Harry exhales sharply. "He wasn't there. I know it, and the Ministry has records. Hermione, relax, please, and understand. He's not a bad psychiatri -

"Yes, about that," she bounces back vehemently, and Harry knows she is wielding her furiously jagged sword of intellect, aiming to hit him squarely in the face. "Is it really suggested by experts to be in the best interests of the patient to have their mind repaired by a man whom they have had past interactions with, none of which have been remotely pleasant?"

"For most patients, no, maybe," Harry sighs, struggling to find a point. "But I feel it would be good for you. And him.

"Yes?" Hermione spits angrily. "And what is so special about us?"

"I...don't know. But I met him, once, briefly, after the war and everything, and he reminded me of you. He was civil, you know? Polite, a little bit, snarky and arrogant, but not even half-bad. It seemed like you two could have a decent conversantion."
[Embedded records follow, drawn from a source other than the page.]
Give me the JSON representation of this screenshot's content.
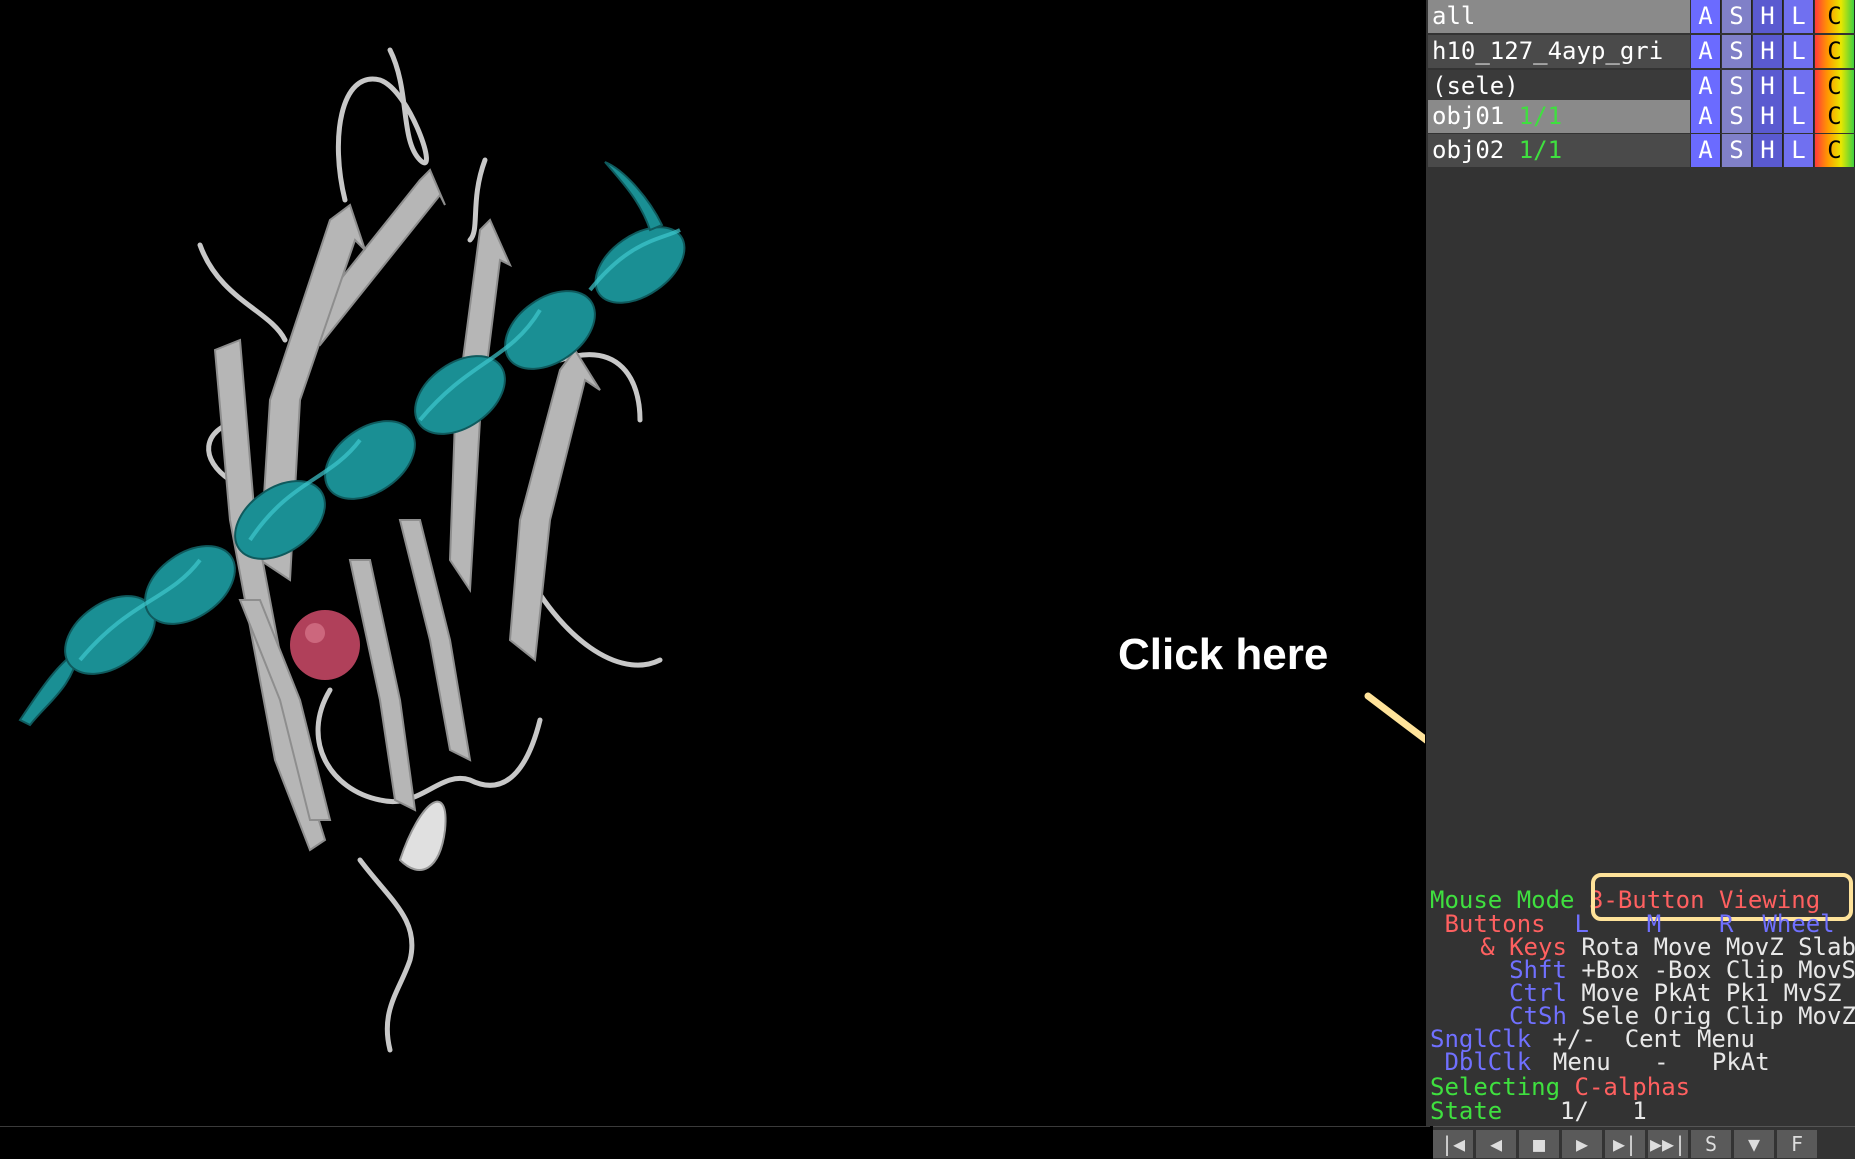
{
  "annotation": {
    "text": "Click here",
    "arrow_color": "#ffe39a"
  },
  "objects": [
    {
      "name": "all",
      "state": "",
      "bg": "#8a8a8a"
    },
    {
      "name": "h10_127_4ayp_gri",
      "state": "",
      "bg": "#4a4a4a"
    },
    {
      "name": "(sele)",
      "state": "",
      "bg": "#3a3a3a"
    },
    {
      "name": "obj01",
      "state": "1/1",
      "bg": "#8a8a8a"
    },
    {
      "name": "obj02",
      "state": "1/1",
      "bg": "#4a4a4a"
    }
  ],
  "object_buttons": {
    "a": "A",
    "s": "S",
    "h": "H",
    "l": "L",
    "c": "C"
  },
  "mouse": {
    "mode_label": "Mouse Mode",
    "mode_value": "3-Button Viewing",
    "buttons_label": "Buttons",
    "col_l": "L",
    "col_m": "M",
    "col_r": "R",
    "col_wheel": "Wheel",
    "rows": [
      {
        "label": "& Keys",
        "c1": "Rota",
        "c2": "Move",
        "c3": "MovZ",
        "c4": "Slab"
      },
      {
        "label": "Shft",
        "c1": "+Box",
        "c2": "-Box",
        "c3": "Clip",
        "c4": "MovS"
      },
      {
        "label": "Ctrl",
        "c1": "Move",
        "c2": "PkAt",
        "c3": "Pk1",
        "c4": "MvSZ"
      },
      {
        "label": "CtSh",
        "c1": "Sele",
        "c2": "Orig",
        "c3": "Clip",
        "c4": "MovZ"
      },
      {
        "label": "SnglClk",
        "c1": "+/-",
        "c2": "Cent",
        "c3": "Menu",
        "c4": ""
      },
      {
        "label": "DblClk",
        "c1": "Menu",
        "c2": "-",
        "c3": "PkAt",
        "c4": ""
      }
    ],
    "selecting_label": "Selecting",
    "selecting_value": "C-alphas",
    "state_label": "State",
    "state_value": "1/   1"
  },
  "movie_controls": [
    "|◀",
    "◀",
    "■",
    "▶",
    "▶|",
    "▶▶|",
    "S",
    "▼",
    "F"
  ],
  "colors": {
    "helix": "#1a8f94",
    "sheet": "#b8b8b8",
    "sphere": "#b0405a",
    "panel": "#333333"
  }
}
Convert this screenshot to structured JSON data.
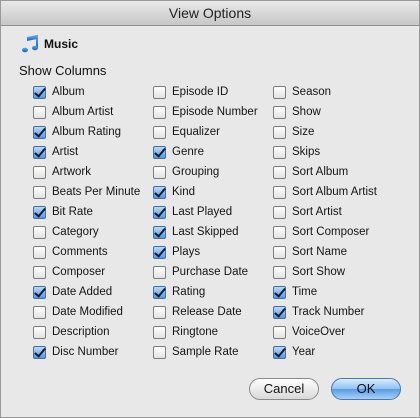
{
  "window": {
    "title": "View Options"
  },
  "source": {
    "label": "Music",
    "icon": "music-note-icon"
  },
  "section": {
    "title": "Show Columns"
  },
  "columns": [
    [
      {
        "label": "Album",
        "checked": true
      },
      {
        "label": "Album Artist",
        "checked": false
      },
      {
        "label": "Album Rating",
        "checked": true
      },
      {
        "label": "Artist",
        "checked": true
      },
      {
        "label": "Artwork",
        "checked": false
      },
      {
        "label": "Beats Per Minute",
        "checked": false
      },
      {
        "label": "Bit Rate",
        "checked": true
      },
      {
        "label": "Category",
        "checked": false
      },
      {
        "label": "Comments",
        "checked": false
      },
      {
        "label": "Composer",
        "checked": false
      },
      {
        "label": "Date Added",
        "checked": true
      },
      {
        "label": "Date Modified",
        "checked": false
      },
      {
        "label": "Description",
        "checked": false
      },
      {
        "label": "Disc Number",
        "checked": true
      }
    ],
    [
      {
        "label": "Episode ID",
        "checked": false
      },
      {
        "label": "Episode Number",
        "checked": false
      },
      {
        "label": "Equalizer",
        "checked": false
      },
      {
        "label": "Genre",
        "checked": true
      },
      {
        "label": "Grouping",
        "checked": false
      },
      {
        "label": "Kind",
        "checked": true
      },
      {
        "label": "Last Played",
        "checked": true
      },
      {
        "label": "Last Skipped",
        "checked": true
      },
      {
        "label": "Plays",
        "checked": true
      },
      {
        "label": "Purchase Date",
        "checked": false
      },
      {
        "label": "Rating",
        "checked": true
      },
      {
        "label": "Release Date",
        "checked": false
      },
      {
        "label": "Ringtone",
        "checked": false
      },
      {
        "label": "Sample Rate",
        "checked": false
      }
    ],
    [
      {
        "label": "Season",
        "checked": false
      },
      {
        "label": "Show",
        "checked": false
      },
      {
        "label": "Size",
        "checked": false
      },
      {
        "label": "Skips",
        "checked": false
      },
      {
        "label": "Sort Album",
        "checked": false
      },
      {
        "label": "Sort Album Artist",
        "checked": false
      },
      {
        "label": "Sort Artist",
        "checked": false
      },
      {
        "label": "Sort Composer",
        "checked": false
      },
      {
        "label": "Sort Name",
        "checked": false
      },
      {
        "label": "Sort Show",
        "checked": false
      },
      {
        "label": "Time",
        "checked": true
      },
      {
        "label": "Track Number",
        "checked": true
      },
      {
        "label": "VoiceOver",
        "checked": false
      },
      {
        "label": "Year",
        "checked": true
      }
    ]
  ],
  "buttons": {
    "cancel": "Cancel",
    "ok": "OK"
  }
}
"Never," Hermione snorts, quite convincingly, but inside her heart is pounding against her chest. They did have a decent conversantion, an enjoyable one, in fact, until the tables suddenly turned. She didn't realize it, but it happened, this tentative amiability, and looking back at it, Hermione realizes with heavy and poisonous horror, they almost seemed like good friends reacquainting after a long separation.

Eager to depart from the subject, Hermione tightens her grasp on the phone. "So, how's Ginny? And the kids?"

"Hermione," Harry says sternly, realizing what she is doing, but answers her anyway. "Ginny's fine, still recovering from the pregnancy. The baby - well, Ginny's always going on about how adorable it is -"

"I'm sure," Hermione interjects, managing a smile. "Could you send me a picture?"

"Yeah, later," Harry answers, through the midst of some horrible static; it sounds as though he is shaking the phone. "Oh gods, Hermione, I'm sorry, I have to go. Call you back later?"

"Yeah, of course," she readily agrees, but by then the phone is cut.

Sighing, Hermione sets the phone down, and stares up at her bedroom clock, ticking monotonously. She crosses her legs, pinches her thumbs, shakes her arms. The seconds fail to go by any faster.


Yeah, maybe I was pissed when I wrote it? Sorry for the abundant swearing lmao.